Sunday, November 04, 2007

Will Democracy and Civilization ever take hold in the U.S.?

In the 18th Century, autocracies, monarchies, theocracies and oligarchies ruled the nations of the world. The general rule was: the rulers are everything, the peasants are nothing. There were a few exceptions. In the Northeast corner of what now is the United States, a matriarchy ruled a group of Native Americans known as the League of the Iroquois. Elder women met and made the decisions and rules for the tribes. The future of the people was central to their decisions. How will this affect the seventh generation, was a common test in decision-making.

Colonists began arriving from Europe and some observed the harmonious lives and institutions of the League of the Iroquois and saw that societies can function without kings and royalty. They decided that they could create a nation where ideals and principles, not kings or ruling classes, were supreme. This was the unique foundation of the United States of America.

The United States became a model for civilizing forces in the world. France quickly followed the U.S. example. As decades passed, more and more people demanded the supremacy of ideals.

Unfortunately, the supremacy of ideals was no match for the animal herd instincts instilled over millions of years of evolution. Ideals never set down deep roots in the U.S. Americans espoused democracy, justice and equality but never fully practiced them. The appeal of the alpha leader, the father figure, the autocrat, the authoritarian personality always prevailed in the end. The reflexive desires to demonize and fear the stranger and the strange, to huddle into a herd, to stampede, always overwhelmed the concepts of values, ideals and principles.

America always was ripe for Fascism. The U.S. would have joined the Fascist states in the 1930s except for the intervention of two enlightened people: Franklin Delano Roosevelt and General Smedley Butler.

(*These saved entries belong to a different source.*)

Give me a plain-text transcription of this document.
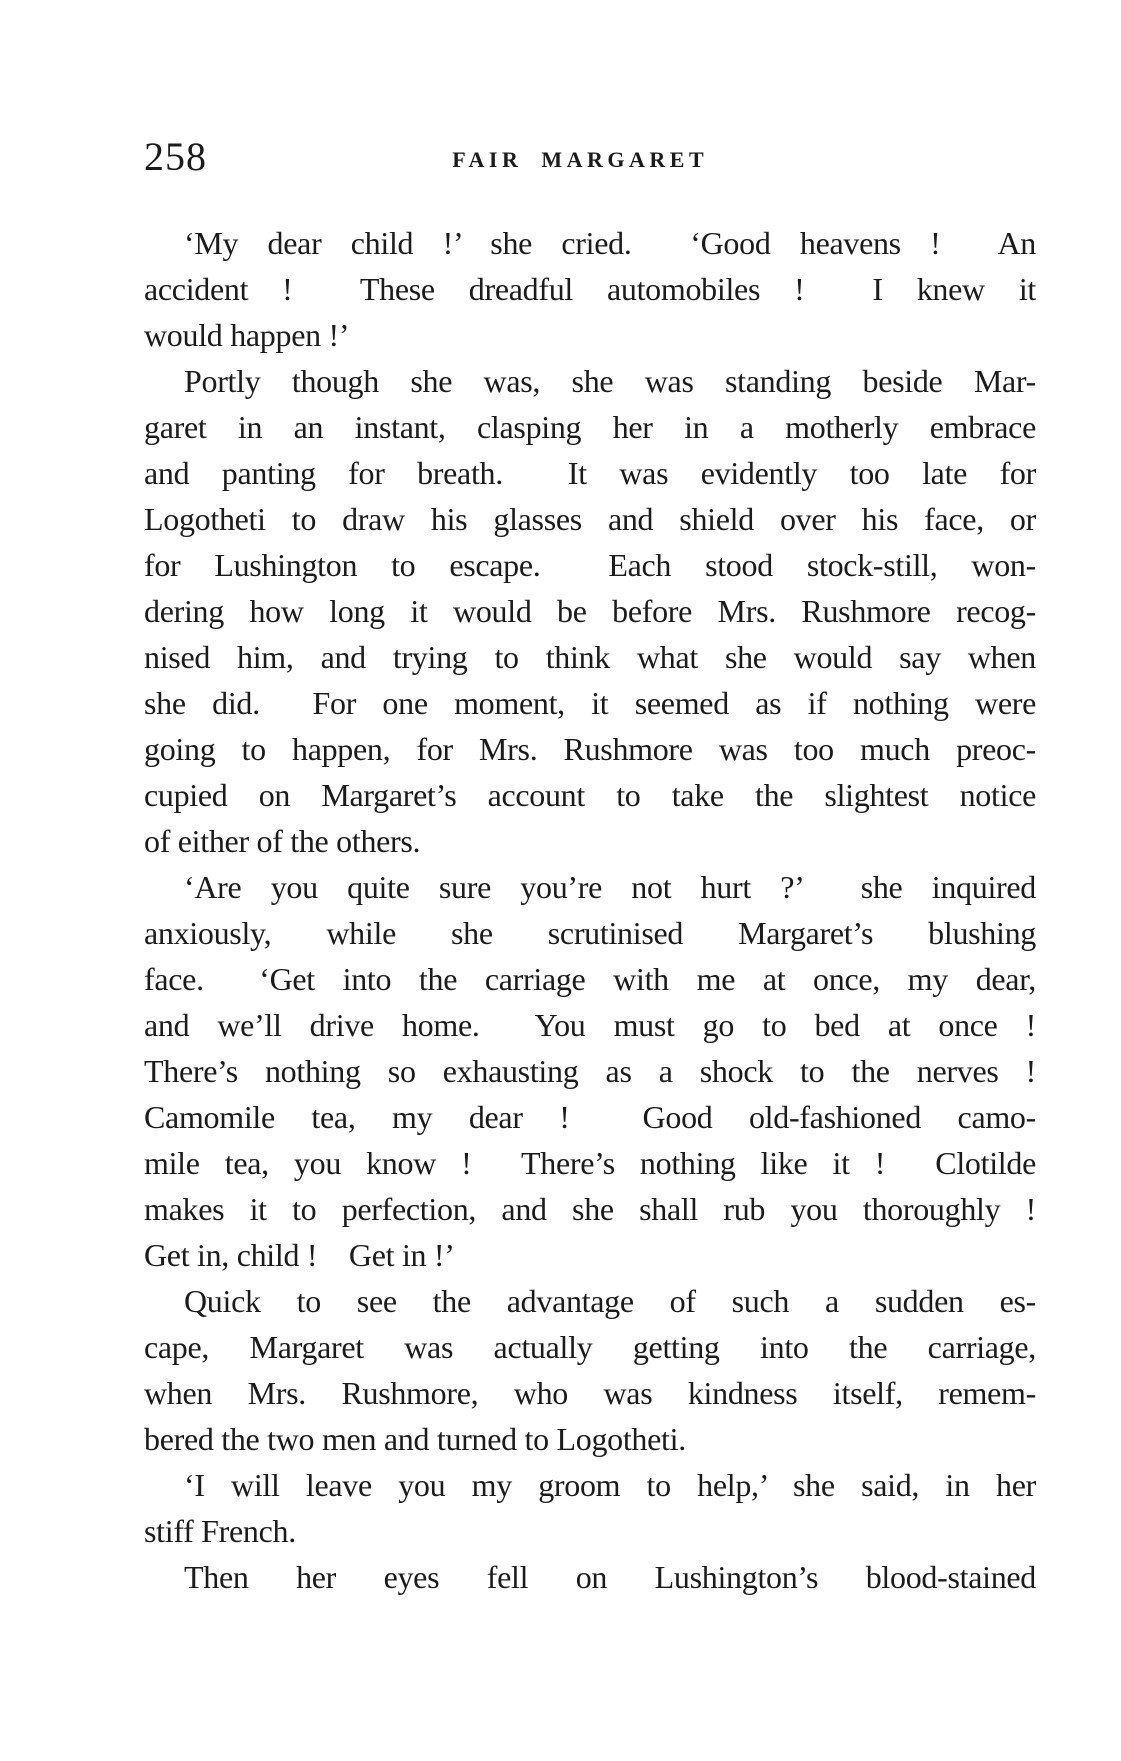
258	FAIR MARGARET
‘My dear child !’ she cried.  ‘Good heavens !  An
accident !  These dreadful automobiles !  I knew it
would happen !’
Portly though she was, she was standing beside Mar-
garet in an instant, clasping her in a motherly embrace
and panting for breath.  It was evidently too late for
Logotheti to draw his glasses and shield over his face, or
for Lushington to escape.  Each stood stock-still, won-
dering how long it would be before Mrs. Rushmore recog-
nised him, and trying to think what she would say when
she did.  For one moment, it seemed as if nothing were
going to happen, for Mrs. Rushmore was too much preoc-
cupied on Margaret’s account to take the slightest notice
of either of the others.
‘Are you quite sure you’re not hurt ?’  she inquired
anxiously, while she scrutinised Margaret’s blushing
face.  ‘Get into the carriage with me at once, my dear,
and we’ll drive home.  You must go to bed at once !
There’s nothing so exhausting as a shock to the nerves !
Camomile tea, my dear !  Good old-fashioned camo-
mile tea, you know !  There’s nothing like it !  Clotilde
makes it to perfection, and she shall rub you thoroughly !
Get in, child ! Get in !’
Quick to see the advantage of such a sudden es-
cape, Margaret was actually getting into the carriage,
when Mrs. Rushmore, who was kindness itself, remem-
bered the two men and turned to Logotheti.
‘I will leave you my groom to help,’ she said, in her
stiff French.
Then her eyes fell on Lushington’s blood-stained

As the world moves into the Third Millennium, the U.S. retreats deeper into the Second Millennium. The Iraq Wars of 1990 through the present were an acid test of true Americans. The 2.5 million deaths in Iraq, ten percent of the population, reveal that Americans are a savage, cruel, primitive people. It’s doubtful they ever will evolve into civilized citizens. Their animal natures lurk so close to the surface that they can be unleashed by a simple fabricated image. In the Iraq Wars, all the nation’s institutions betrayed the ideals of America. Only a handful of citizens, mostly government bureaucrats, saw or even tried to see the evil, criminal forces stampeding them into acts of reprehensible savagery. True patriots are precious few. Jingoists are abundant.

Americans condemn the use of weapons of mass destruction then use them themselves. They raise the alarm that the enemies are so barbaric they would use nuclear weapons. The U.S. is the only nation that ever used them and it frequently threatens to use them again. The hypocrisy uncloaks the two-dimensional mentality of the thugs that dominate U.S. policy and make up the majority of the citizenry.

Americans are unfit to hold power in the Third Millennium, but, like a plague, cancer or evil, they cling on tenaciously.